Aunque hace mucho —desde mis inicios— me prometí no publicar on-line relatos, y dejarlos sólo para medios físicos, soy libre de cambiar de opinión. Éste pertenece de manera paralela al universo Los exiliados de Kratos y lo escribí en 2015:

Como antes de cada incursión, una escarcela de titanio se ciñó celosamente a su fornido cuerpo. La placa quedó ensamblada a otras piezas ya colocadas, y fue seguida por algunas adicionales. Un fugaz destello pareció brillar en la deteriorada superficie de la servoarmadura. Aprisionado en ella, Bézier dejaba de ser un hombre para tornar en héroe. No un héroe de los que salvaban a indefensos niños o animales de alguna lamentable catástrofe, ni tampoco un héroe de los que leía su abuelo en aquellos extintos y entrañables tebeos, sino un verdadero y auténtico héroe: un semidiós, con la abrumadora carga que eso suponía. Tener unas aptitudes por encima de las de los hombres comunes. Velar por sus destinos, enfrentando peligros que harían palidecer al más valiente de entre ellos. Seguir los designios de un caprichoso “dios”. Pero ser mortal, a fin de cuentas.

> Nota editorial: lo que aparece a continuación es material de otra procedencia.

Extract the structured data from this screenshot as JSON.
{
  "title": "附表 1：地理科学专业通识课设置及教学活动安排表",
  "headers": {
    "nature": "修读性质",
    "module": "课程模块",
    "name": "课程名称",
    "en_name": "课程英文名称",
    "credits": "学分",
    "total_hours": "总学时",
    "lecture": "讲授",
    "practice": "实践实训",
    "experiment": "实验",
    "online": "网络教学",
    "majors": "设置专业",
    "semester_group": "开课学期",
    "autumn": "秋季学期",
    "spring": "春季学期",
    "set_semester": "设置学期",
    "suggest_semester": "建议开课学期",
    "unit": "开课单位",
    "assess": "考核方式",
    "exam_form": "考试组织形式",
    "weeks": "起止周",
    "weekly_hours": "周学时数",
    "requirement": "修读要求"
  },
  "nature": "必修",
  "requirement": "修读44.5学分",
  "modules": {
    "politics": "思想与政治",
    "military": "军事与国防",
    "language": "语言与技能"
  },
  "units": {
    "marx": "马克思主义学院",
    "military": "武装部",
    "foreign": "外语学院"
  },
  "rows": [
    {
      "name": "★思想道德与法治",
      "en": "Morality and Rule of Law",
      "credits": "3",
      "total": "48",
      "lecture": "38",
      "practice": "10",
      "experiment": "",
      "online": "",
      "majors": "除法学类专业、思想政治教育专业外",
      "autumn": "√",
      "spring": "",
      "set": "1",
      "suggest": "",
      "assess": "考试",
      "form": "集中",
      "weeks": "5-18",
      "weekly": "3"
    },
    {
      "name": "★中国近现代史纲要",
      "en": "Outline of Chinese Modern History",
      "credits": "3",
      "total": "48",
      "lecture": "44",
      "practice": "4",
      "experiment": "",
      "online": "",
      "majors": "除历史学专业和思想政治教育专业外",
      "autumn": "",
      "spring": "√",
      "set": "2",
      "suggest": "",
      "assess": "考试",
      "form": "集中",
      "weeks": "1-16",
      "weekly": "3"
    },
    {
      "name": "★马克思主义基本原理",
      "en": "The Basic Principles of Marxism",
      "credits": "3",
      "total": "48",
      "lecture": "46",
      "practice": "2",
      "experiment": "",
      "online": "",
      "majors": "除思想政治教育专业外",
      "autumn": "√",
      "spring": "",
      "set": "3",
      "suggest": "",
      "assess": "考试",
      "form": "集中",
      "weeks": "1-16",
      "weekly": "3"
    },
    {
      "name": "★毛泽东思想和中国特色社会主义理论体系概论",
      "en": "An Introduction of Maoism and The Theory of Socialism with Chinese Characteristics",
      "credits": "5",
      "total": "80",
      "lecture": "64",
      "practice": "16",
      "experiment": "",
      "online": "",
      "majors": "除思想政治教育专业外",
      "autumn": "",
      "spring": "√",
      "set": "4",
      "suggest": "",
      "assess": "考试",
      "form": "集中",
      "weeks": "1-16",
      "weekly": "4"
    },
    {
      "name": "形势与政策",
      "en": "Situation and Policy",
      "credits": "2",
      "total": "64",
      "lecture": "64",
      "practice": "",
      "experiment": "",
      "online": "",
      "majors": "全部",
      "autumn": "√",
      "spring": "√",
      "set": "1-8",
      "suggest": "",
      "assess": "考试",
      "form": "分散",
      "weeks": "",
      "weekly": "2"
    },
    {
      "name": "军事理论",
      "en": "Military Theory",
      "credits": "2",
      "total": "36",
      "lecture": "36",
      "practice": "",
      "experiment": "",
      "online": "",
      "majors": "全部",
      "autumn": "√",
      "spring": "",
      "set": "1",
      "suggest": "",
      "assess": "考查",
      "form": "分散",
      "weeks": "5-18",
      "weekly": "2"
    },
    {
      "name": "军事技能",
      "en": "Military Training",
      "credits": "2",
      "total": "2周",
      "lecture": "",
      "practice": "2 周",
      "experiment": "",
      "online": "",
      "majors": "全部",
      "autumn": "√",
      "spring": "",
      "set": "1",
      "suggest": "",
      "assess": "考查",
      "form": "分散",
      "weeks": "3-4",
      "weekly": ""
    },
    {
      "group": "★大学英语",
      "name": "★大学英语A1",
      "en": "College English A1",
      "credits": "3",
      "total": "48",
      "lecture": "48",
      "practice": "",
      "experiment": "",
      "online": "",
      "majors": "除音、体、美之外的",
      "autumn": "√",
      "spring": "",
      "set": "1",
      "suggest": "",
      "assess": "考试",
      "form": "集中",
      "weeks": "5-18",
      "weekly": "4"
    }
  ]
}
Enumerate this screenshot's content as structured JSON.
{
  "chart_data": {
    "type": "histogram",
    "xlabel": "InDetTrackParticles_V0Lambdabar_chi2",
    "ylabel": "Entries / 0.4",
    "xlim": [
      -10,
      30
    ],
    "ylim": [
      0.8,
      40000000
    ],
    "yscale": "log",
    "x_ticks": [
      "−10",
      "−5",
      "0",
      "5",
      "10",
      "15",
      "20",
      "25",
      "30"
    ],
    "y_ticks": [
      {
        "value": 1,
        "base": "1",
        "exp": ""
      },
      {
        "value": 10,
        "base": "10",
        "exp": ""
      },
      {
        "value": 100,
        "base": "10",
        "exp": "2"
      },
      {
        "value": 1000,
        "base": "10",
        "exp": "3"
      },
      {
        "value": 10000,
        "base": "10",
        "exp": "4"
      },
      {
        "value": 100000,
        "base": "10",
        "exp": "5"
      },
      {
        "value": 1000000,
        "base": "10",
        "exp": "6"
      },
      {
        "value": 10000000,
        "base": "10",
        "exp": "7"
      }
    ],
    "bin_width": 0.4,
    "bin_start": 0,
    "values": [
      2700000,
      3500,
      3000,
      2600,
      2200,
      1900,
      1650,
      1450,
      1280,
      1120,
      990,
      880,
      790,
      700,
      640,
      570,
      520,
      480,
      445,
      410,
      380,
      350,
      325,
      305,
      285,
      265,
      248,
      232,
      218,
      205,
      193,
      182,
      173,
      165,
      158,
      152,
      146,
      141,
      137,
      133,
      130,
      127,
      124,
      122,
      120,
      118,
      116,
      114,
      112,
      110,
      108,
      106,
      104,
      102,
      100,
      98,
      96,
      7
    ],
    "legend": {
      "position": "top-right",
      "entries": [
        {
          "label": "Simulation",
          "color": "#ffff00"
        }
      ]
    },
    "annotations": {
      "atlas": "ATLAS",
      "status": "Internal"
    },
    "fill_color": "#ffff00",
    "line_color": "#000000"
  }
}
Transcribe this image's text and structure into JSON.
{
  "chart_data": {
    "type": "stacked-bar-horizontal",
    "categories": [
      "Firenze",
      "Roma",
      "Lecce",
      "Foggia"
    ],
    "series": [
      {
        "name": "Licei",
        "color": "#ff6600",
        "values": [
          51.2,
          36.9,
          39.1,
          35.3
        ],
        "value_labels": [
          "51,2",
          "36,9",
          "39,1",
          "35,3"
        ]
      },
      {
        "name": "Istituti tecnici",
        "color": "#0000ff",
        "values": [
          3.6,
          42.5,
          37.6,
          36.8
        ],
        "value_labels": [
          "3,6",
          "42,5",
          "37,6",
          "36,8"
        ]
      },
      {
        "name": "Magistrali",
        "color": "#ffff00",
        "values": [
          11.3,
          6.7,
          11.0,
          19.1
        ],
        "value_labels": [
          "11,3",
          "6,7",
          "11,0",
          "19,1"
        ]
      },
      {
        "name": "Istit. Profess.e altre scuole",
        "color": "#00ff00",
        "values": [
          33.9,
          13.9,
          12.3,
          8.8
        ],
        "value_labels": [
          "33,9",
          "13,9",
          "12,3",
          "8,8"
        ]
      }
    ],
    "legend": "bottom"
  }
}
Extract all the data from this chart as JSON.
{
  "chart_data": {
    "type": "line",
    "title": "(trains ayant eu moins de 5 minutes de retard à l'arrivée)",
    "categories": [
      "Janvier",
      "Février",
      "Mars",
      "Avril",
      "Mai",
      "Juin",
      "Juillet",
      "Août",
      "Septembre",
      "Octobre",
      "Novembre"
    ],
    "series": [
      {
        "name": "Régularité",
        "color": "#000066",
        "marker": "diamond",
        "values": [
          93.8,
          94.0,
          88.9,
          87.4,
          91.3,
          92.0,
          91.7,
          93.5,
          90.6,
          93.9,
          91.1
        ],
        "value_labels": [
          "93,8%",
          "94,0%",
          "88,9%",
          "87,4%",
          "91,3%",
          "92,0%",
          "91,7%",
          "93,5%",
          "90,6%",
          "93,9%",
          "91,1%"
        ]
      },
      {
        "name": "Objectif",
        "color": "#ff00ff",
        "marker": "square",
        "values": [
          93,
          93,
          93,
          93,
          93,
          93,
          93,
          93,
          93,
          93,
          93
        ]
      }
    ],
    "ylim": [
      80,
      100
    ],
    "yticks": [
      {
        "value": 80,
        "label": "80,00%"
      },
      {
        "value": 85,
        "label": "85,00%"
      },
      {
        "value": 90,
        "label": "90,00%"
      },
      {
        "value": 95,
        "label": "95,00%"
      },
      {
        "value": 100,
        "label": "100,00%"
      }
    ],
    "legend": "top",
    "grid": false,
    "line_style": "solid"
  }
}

Un tenue haz de luna que alcanzaba a deslizarse entre las desnudas ramas de aquel árbol inerte, caía sobre la figura del guerrero, erguido inmóvil ante las ruinas de un desdeñado templo. Aún podían verse las últimas luces de la tarde en esas piedras erosionadas mientras esperaba la señal. Y reflexionaba. Reflexionaba sobre su legado. Del relativo a su descendencia, en vez del propiciado directamente por sus actos. Sus hijos. Qué dejaba a este maltrecho mundo, y a la par qué mundo les estaba dejando a ellos. Por ahora, poca cosa en cualquiera de ambos casos. Alistados como cadetes en la preparatoria de Dion, la misma academia militar donde él había llegado a Cabo mayor. Destinados a repetir su historia; condenados a ello. Quizás aún podría paliar esa reiteración y reconducirla a algún sendero ignoto y lumínico. O quizás ya no dispondría de esa oportunidad.

Un estruendoso, rotundo sonido de aviso le sacó de sus divagaciones. Bézier bajó de aquel estrado de piedra y se aproximó a otro guerrero de temible exotraje, sobre el cual caía una larga y suave cabellera. La hermosa vigía giró hacia él su sereno rostro.

El cielo se tiñó de rojo con funesto presagio, mientras un sol hinchado y dorado acariciaba el horizonte.

Bézier asió con firmeza pero dulzura la mano de la que era su esposa. A su alrededor, numerosos guerreros corrían y empezaban a preparar sus armas, entrechocando sonoramente las servoarmaduras.

—Ganaremos la guerra, pero no veremos el fin de esta batalla —dijo Bézier con resignada pesadumbre.

Entonces, en medio de tal despliegue militar, un tierno y mágico beso surgió. Con los ojos cerrados, Bézier sintió desde los labios de su esposa el inmenso y estremecedor recuerdo de la primera vez que hicieron el amor, de cada momento lleno de felicidad que habían compartido.

Alguien fue el primero en deslizar su mano por el pulsador de uno de los pesados rifles de asalto. Un zumbido eléctrico de carga pudo oírse. Le siguieron otros. Muchos.

Momentos después, un ejército de sombras se precipitaba sobre otro. El disco anaranjado del sol se hundió en la lejanía.

Luego, incontables rayos de plasma rasgaron el oscuro cielo, herido por la guerra de los hombres.